Make it clear that the leadership will not be thrown off course by the submission of the independent review – or by any other antics. Performance improvement can occur only if physicians under review actively participate in the professional practice evaluation process. Accordingly, it is important that this neurosurgeon get on board and work with the PPEC, collegially, to help it get to the bottom of what happened in this case to give rise to such serious complications and such a poor outcome.

April 2, 2015

QUESTION:    May physicians text or e-mail patient information to one another if such texts or e-mails are directly related to patient care? If so, does HIPAA require that such transmissions be encrypted?

ANSWER:       Any discussion of sending Protected Health Information (“PHI”) via text or e-mail should distinguish between: (1) the HIPAA Privacy Rule and (2) the HIPAA Security Rule:

(1)       The Privacy Rule is concerned with WHY information is being used or disclosed. Is there a permissible purpose? There is no violation of the Privacy Rule if a text or e-mail is for a treatment purpose.
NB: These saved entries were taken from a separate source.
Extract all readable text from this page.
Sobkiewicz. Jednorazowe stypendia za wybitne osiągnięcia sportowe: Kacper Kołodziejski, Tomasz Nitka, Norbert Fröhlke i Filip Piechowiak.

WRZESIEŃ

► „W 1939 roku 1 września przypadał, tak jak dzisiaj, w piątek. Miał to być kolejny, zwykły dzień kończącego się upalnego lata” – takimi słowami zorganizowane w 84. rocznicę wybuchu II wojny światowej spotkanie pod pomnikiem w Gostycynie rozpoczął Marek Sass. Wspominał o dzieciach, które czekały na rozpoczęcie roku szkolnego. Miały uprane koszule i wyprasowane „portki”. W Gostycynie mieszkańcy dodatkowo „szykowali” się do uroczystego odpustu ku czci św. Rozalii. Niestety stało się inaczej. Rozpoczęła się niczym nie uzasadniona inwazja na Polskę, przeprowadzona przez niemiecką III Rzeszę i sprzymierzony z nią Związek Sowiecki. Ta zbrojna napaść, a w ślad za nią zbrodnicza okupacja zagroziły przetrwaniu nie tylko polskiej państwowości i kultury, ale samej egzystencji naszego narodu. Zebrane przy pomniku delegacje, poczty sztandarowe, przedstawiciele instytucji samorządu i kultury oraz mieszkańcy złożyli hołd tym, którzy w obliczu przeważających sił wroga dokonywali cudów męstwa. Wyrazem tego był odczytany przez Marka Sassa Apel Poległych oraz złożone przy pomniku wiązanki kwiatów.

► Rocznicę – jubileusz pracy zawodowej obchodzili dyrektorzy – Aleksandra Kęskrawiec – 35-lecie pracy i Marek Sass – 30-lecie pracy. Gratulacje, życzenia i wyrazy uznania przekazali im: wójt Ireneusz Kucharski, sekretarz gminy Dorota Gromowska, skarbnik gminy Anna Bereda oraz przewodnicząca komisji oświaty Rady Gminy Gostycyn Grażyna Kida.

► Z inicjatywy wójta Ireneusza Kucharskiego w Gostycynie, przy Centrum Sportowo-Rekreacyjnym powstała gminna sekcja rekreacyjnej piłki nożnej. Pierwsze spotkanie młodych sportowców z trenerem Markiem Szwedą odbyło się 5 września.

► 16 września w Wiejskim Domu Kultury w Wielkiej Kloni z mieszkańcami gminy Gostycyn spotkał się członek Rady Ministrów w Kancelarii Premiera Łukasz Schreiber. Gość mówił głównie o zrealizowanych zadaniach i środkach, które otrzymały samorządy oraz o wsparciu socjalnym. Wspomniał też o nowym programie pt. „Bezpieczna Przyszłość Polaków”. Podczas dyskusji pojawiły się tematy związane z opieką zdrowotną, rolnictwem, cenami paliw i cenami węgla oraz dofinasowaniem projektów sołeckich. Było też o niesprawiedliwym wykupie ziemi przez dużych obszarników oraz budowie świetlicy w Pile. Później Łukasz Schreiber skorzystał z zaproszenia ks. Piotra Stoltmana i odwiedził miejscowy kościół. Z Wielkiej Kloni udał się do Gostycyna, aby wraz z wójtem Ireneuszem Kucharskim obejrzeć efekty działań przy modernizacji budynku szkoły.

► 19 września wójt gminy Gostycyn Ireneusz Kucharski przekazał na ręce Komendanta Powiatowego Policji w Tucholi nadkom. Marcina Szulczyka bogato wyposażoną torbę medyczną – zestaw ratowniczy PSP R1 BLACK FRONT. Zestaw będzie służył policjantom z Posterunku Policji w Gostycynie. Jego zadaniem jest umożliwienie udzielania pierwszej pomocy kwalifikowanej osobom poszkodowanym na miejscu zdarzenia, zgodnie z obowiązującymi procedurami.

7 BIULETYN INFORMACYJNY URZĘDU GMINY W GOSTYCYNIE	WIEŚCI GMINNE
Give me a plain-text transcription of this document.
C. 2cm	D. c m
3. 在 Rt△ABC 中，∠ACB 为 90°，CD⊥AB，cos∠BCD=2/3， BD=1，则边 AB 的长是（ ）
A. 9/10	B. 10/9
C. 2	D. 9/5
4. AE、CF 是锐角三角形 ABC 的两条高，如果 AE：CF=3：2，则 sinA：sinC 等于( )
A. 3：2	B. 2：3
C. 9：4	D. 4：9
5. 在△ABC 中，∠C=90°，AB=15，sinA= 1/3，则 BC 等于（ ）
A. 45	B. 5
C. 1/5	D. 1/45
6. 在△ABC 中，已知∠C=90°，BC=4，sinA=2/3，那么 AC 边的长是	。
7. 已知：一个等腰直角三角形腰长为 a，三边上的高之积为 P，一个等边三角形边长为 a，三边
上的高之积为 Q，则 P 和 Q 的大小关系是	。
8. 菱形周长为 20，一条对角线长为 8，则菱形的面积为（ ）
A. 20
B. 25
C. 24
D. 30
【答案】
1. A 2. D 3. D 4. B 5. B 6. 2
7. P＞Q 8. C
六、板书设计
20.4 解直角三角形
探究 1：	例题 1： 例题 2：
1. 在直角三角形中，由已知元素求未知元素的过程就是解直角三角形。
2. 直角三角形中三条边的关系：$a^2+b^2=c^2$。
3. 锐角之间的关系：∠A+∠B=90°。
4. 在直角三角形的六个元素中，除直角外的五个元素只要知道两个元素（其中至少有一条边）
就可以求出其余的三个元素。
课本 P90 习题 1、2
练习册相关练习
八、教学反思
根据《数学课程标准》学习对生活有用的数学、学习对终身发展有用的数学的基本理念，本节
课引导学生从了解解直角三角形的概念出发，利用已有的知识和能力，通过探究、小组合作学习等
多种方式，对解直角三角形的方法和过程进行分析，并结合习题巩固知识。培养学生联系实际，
(2)        The Security Rule is concerned with HOW information is transmitted and stored. Thus, while it may be appropriate for one physician to disclose PHI to another physician for treatment purposes, the Security Rule could be violated if the method used to transmit that information is improper.
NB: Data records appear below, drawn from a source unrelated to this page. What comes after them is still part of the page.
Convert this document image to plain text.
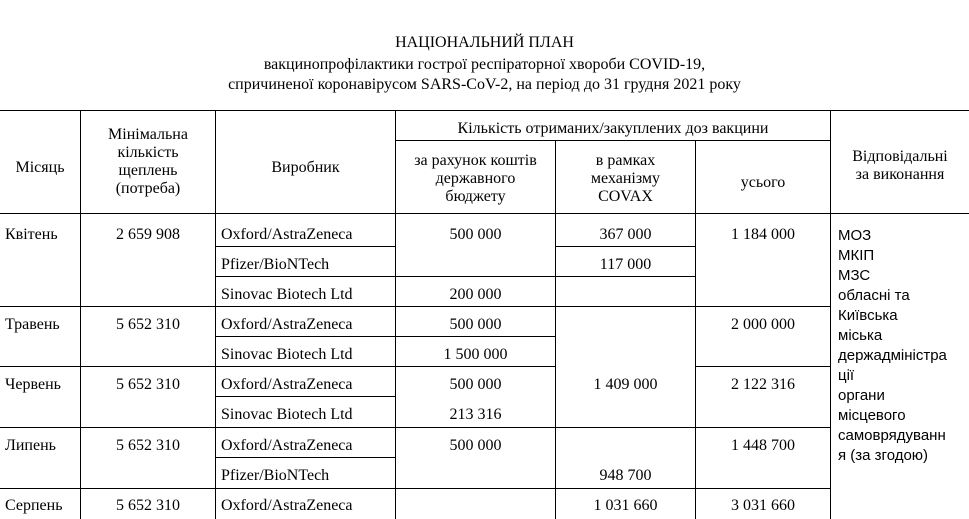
НАЦІОНАЛЬНИЙ ПЛАН
вакцинопрофілактики гострої респіраторної хвороби COVID-19,
спричиненої коронавірусом SARS-CoV-2, на період до 31 грудня 2021 року
Місяць
Мінімальна
кількість
щеплень
(потреба)
Виробник
Кількість отриманих/закуплених доз вакцини
за рахунок коштів
державного
бюджету
в рамках
механізму
COVAX
усього
Відповідальні
за виконання
Квітень
Травень
Червень
Липень
Серпень
2 659 908
5 652 310
5 652 310
5 652 310
5 652 310
Oxford/AstraZeneca
Pfizer/BioNTech
Sinovac Biotech Ltd
Oxford/AstraZeneca
Sinovac Biotech Ltd
Oxford/AstraZeneca
Sinovac Biotech Ltd
Oxford/AstraZeneca
Pfizer/BioNTech
Oxford/AstraZeneca
500 000
200 000
500 000
1 500 000
500 000
213 316
500 000
367 000
117 000
1 409 000
948 700
1 031 660
1 184 000
2 000 000
2 122 316
1 448 700
3 031 660
МОЗ
МКІП
МЗС
обласні та
Київська
міська
держадміністра
ції
органи
місцевого
самоврядуванн
я (за згодою)
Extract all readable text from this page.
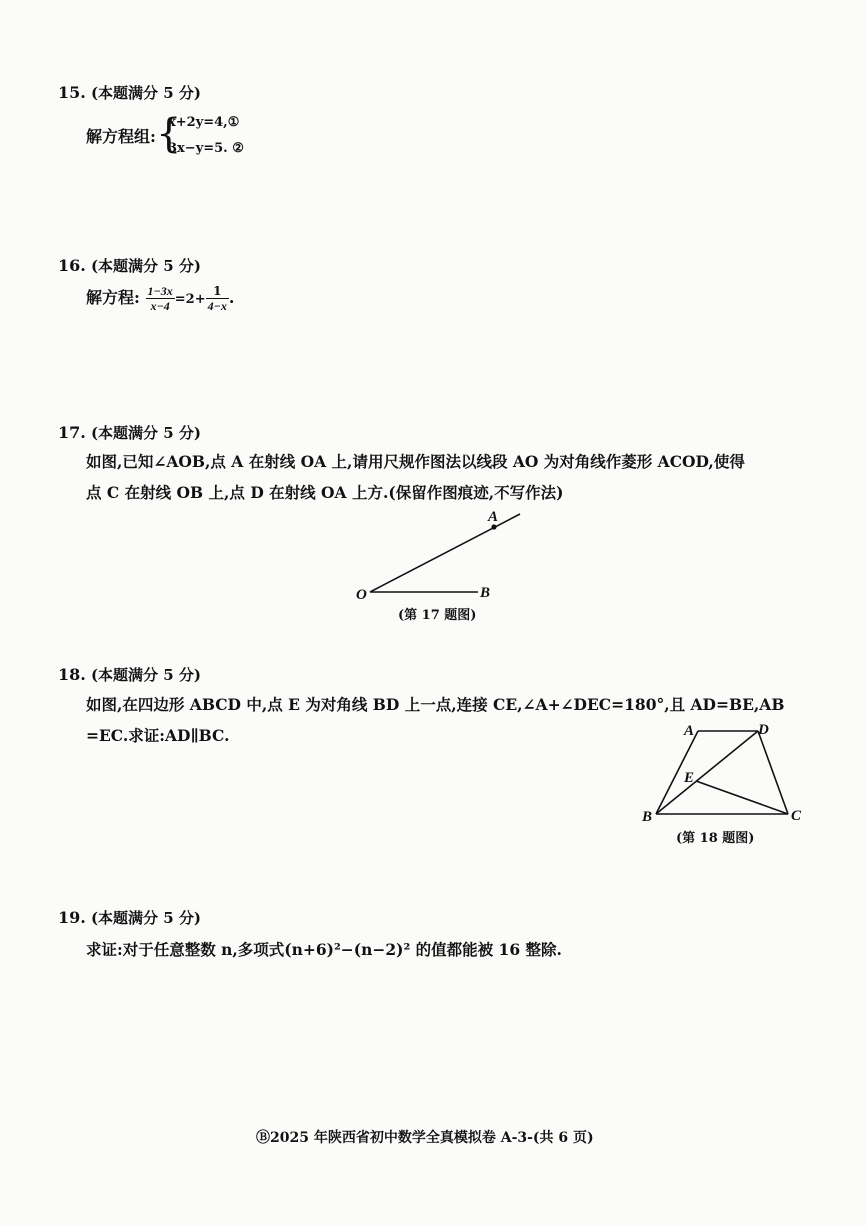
15. (本题满分 5 分)
解方程组: {
x+2y=4,①
3x−y=5. ②
16. (本题满分 5 分)
解方程: $\frac{1-3x}{x-4} =2+ \frac{1}{4-x}$ .
17. (本题满分 5 分)
如图,已知∠AOB,点 A 在射线 OA 上,请用尺规作图法以线段 AO 为对角线作菱形 ACOD,使得
点 C 在射线 OB 上,点 D 在射线 OA 上方.(保留作图痕迹,不写作法)
O
A
B
(第 17 题图)
18. (本题满分 5 分)
如图,在四边形 ABCD 中,点 E 为对角线 BD 上一点,连接 CE,∠A+∠DEC=180°,且 AD=BE,AB
=EC.求证:AD∥BC.	A	D
E
B	C
(第 18 题图)
19. (本题满分 5 分)
求证:对于任意整数 n,多项式(n+6)²−(n−2)² 的值都能被 16 整除.
Ⓑ2025 年陕西省初中数学全真模拟卷 A-3-(共 6 页)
The Security Rule has three categories of requirements:

(i)         Standards.

(ii)        Required Implementation Specifications.

(iii)       Addressable Implementation Specifications.

Covered entities must comply with all “Standards” and “Required Implementation Specifications.” As the name implies, “Addressable Implementation Specifications” do not always have to be implemented. Instead, each covered entity must evaluate whether an Addressable Implementation Specification is a “reasonable and appropriate safeguard in its environment, when analyzed with reference to the likely contribution to protecting” PHI. If so, the Addressable Implementation Specification must be implemented. If not, the covered entity must consider whether an alternative measure to protect security is feasible and must document its conclusions.

Encryption is an Addressable Implementation Specification. Thus, covered entities are expected to encrypt texts and e-mails if doing so is a “reasonable and appropriate safeguard in its environment.” In evaluating this question, covered entities should consider whether encryption would interfere with patient care (e.g., undue delays in transmission, retention of encrypted transmissions, etc.).